Ils ont fait un périple de plus de 10 000 kilomètres. Ils sont seize, Irakiens yézidis, hommes et femmes d’une trentaine d’années, originaires de villages de la région de Mossoul,
[ où l’Etat islamique fait régner sa loi depuis l’été dernier ]
. Début août, ils sont partis. Six mois plus tard, ils se retrouvent en Guyane, après être passés par la Turquie et le Brésil, tout cela dans l’optique de rejoindre l’Allemagne, où ils ont de la famille. Le 25 janvier, ils ont été interpellés à Cayenne par la police aux frontières, alors qu’ils étaient en partance pour Paris avec de faux passeports.

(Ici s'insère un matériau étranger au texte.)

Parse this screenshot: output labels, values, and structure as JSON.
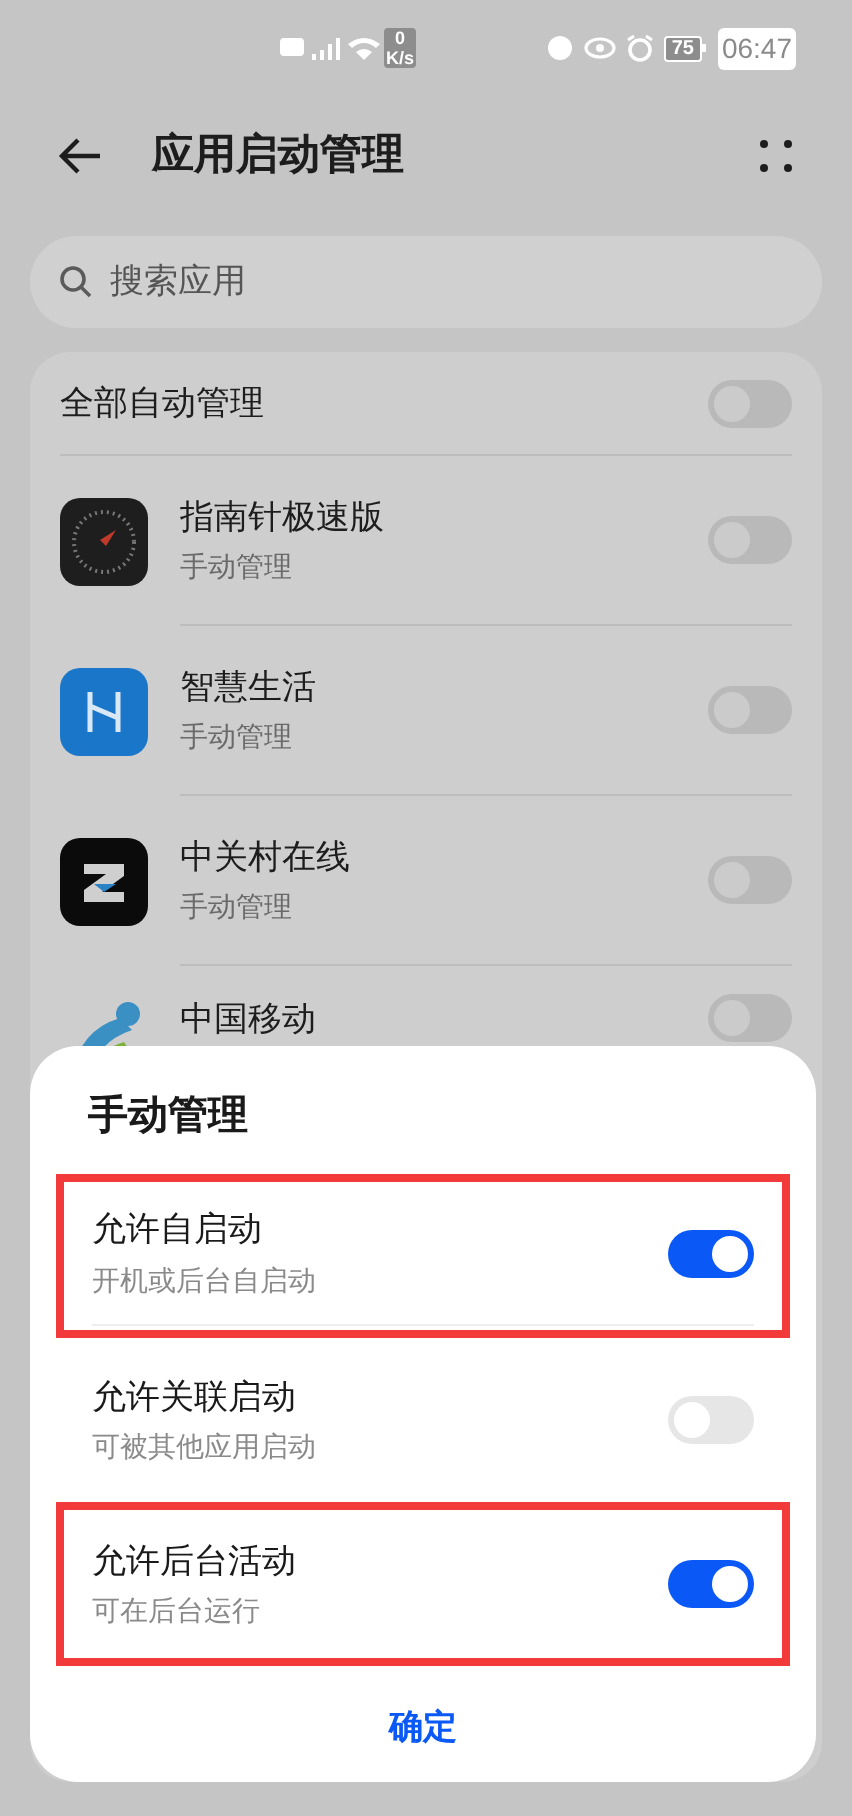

«Toute notre histoire s’est effacée»
Adeptes d'une religion préislamique qui leur vaut d'être assimilés à des adorateurs du diable par l'Etat islamique, les yézidis risquent une mort presque certaine en Irak ou, pour les femmes, l'esclavage sexuel, depuis que leur région, le Sinjar, est passée sous la coupe jihadiste. «Le 3 août 2014, tout le monde dormait quand Daech est rentré chez nous. Nous avons pensé qu'il fallait partir. On est sortis de chez nous le même jour. En une nuit et une journée, toute notre vie et toute notre histoire en tant que yézidis se sont effacées», témoigne l'un des seize, interrogé par France-Guyane. Comment ont-ils plus tard été mis par des passeurs dans un avion pour le Brésil ? Le récit encore lacunaire de leur parcours rocambolesque est en train d'être recueilli par les associations sur place.
En juillet, le gouvernement français se disait favorable à l'accueil, au nom du droit d'asile, des minorités persécutées d'Irak. Mais après leur interpellation, ces seize Yézidis ont été placés quarante-huit heures en garde à vue, puis assignés à résidence, sans avoir été informés de leurs droits, et menacés d'expulsion vers le Brésil, selon la Cimade, association d'aide aux réfugiés. «Si l'administration française ne fait rien, demain, ces gens se retrouveront à la rue, alerte, à Cayenne, Lucie Curet, qui coordonne les actions de la Cimade en rétention outre-mer. Ils sont très éprouvés. Leur parcours, certes atypique, illustre les dysfonctionnements de la prise en charge des candidats à l'asile et de l'application de ce droit d'asile.»
«La porte leur est ouverte en France»
Pourtant, les yézidis qui cherchent refuge en France bénéficient en principe d'une procédure accélérée, assure l'Office français de protection des réfugiés et apatrides (Ofpra). «Nous portons une attention toute particulière aux minorités religieuses d'Irak, certifie Pascal Brice, directeur général de l'Ofpra. Depuis l'été, au moins 900 personnes sont arrivées en France. Le nombre de yézidis est assez restreint, mais il augmente, car ils arrivent désormais davantage à rejoindre les consulats à Erbil, en Turquie, ou à Bagdad, en Irak.» Là, ils peuvent demander un visa dit pour l'asile. «Quand il leur est délivré, ces personnes rejoignent la France, où on leur accorde, sur dossier et sans qu'elles aient à se déplacer à Fontenay-sous-Bois [à l'Ofpra], le statut de réfugié dans 100% des cas. L'objectif est de les protéger rapidement.»
Elisabeth Gobry, vice-présidente de l'Association d'entraide aux minorités d'orient (Ameo), confirme : «La porte leur est ouverte en France. La procédure est rapide. En revanche, la prise en charge de ces réfugiés repose ensuite entièrement sur le tissu associatif. Beaucoup de ces yézidis sont logés dans des résidences secondaires que leur prêtent des gens sensibles à leur cause, souvent chrétiens, ou juifs.»
Pour les yézidis de Guyane, l’Ofpra promet un règlement rapide de leur situation. Leur demande d’asile est en train d’être préparée, pour être présentée à une équipe de l'Ofpra dépêchée sur place la semaine prochaine.